Graham, Scott express disappointment Biden didn’t choose SC judge for Supreme Court
WASHINGTON (WCSC) - South Carolina’s two Republican U.S. senators reacted Friday morning to reports that President Joe Biden did not select a South Carolina judge to replace a retiring Supreme Court justice.
“The attacks by the Left on Judge [J. Michelle] Childs from South Carolina apparently worked,” Sen. Lindsey Graham said.
Biden announced Friday he will nominate federal appeals court Judge Ketanji Brown Jackson, making her the first Black woman selected to serve on the high court.
Jackson, 51, once worked as one of Breyer’s law clerks early in her legal career. She attended Harvard as an undergraduate and for law school, and served on the U.S. Sentencing Commission, the agency that develops federal sentencing policy, before becoming a federal judge in 2013.
Graham said he expects “a respectful but interesting hearing in the Senate Judiciary Committee” on Jackson’s nomination.
Sen. Tim Scott said he looks forward to meeting with Jackson and “thoroughly vetting her record.”
“As a fellow South Carolinian and the product of some of America’s finest public schools, I believe Judge Michelle Childs would have been an excellent nominee to our nation’s highest court,” he said in a statement. “I am disappointed that President Biden missed the opportunity to nominate a highly-qualified judge who would have garnered widespread bipartisan support.”

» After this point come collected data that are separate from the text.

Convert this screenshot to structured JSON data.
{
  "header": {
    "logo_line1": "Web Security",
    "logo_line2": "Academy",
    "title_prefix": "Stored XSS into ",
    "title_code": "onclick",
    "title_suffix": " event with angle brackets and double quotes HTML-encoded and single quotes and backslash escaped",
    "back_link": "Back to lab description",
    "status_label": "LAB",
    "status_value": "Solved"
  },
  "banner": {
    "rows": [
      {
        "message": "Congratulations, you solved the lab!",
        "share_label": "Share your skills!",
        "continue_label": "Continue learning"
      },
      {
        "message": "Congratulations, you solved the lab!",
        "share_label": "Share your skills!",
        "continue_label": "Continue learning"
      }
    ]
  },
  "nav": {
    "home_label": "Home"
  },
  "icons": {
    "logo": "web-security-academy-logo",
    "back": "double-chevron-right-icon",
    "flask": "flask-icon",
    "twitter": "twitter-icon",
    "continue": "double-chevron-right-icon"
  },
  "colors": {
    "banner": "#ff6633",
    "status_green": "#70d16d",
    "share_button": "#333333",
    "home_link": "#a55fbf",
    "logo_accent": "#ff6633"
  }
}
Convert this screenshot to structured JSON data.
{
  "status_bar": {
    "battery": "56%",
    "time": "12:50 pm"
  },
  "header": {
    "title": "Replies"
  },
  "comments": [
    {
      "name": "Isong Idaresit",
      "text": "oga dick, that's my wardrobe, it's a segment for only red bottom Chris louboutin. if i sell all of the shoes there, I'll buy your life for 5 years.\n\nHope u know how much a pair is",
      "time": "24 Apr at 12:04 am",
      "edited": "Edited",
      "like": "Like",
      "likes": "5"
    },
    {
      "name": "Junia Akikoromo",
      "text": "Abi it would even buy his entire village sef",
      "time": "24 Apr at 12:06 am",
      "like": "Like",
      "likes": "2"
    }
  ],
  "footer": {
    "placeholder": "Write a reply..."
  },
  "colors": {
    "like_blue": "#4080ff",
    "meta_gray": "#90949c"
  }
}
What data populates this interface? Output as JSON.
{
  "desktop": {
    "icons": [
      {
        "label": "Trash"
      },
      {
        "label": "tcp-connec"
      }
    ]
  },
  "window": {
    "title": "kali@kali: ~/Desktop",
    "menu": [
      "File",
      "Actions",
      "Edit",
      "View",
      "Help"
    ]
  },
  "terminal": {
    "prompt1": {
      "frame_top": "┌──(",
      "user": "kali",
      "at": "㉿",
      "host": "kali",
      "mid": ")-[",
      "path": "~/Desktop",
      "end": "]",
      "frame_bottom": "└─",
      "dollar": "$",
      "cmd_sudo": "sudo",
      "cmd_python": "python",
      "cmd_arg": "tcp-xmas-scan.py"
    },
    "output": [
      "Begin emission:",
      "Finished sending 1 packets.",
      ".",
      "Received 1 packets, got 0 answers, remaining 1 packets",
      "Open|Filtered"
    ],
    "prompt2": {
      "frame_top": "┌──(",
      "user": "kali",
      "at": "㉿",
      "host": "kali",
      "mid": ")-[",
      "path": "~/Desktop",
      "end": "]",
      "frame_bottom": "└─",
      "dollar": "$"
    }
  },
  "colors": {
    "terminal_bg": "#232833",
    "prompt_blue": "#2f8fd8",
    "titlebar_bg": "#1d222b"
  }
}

Earlier this month, Graham placed his support behind Childs, saying the fact that Childs did not attend Harvard or Yale was “a plus.”
“The Harvard-Yale train to the Supreme Court continues to run unabated,” Graham said.
Like Scott, Graham said he believed Childs “could bring the Senate together and probably get more than 60 votes.”
Childs has served as a U.S. District Court Judge for South Carolina since 2010 and previously served as a state trial court judge on the S.C. Circuit Court from 2006 to 2010. Childs earned her Juris Doctor from the University of South Carolina in 1991 and was just nominated to fill a seat on the D.C. Circuit Court of Appeals in December.
If Jackson is approved, she would be the current court’s second Black justice — Justice Clarence Thomas, a conservative, is the other — and just the third in history.
Breyer, 83, is retiring at the end of the term this summer, so Jackson wouldn’t change the court’s 6-3 conservative majority.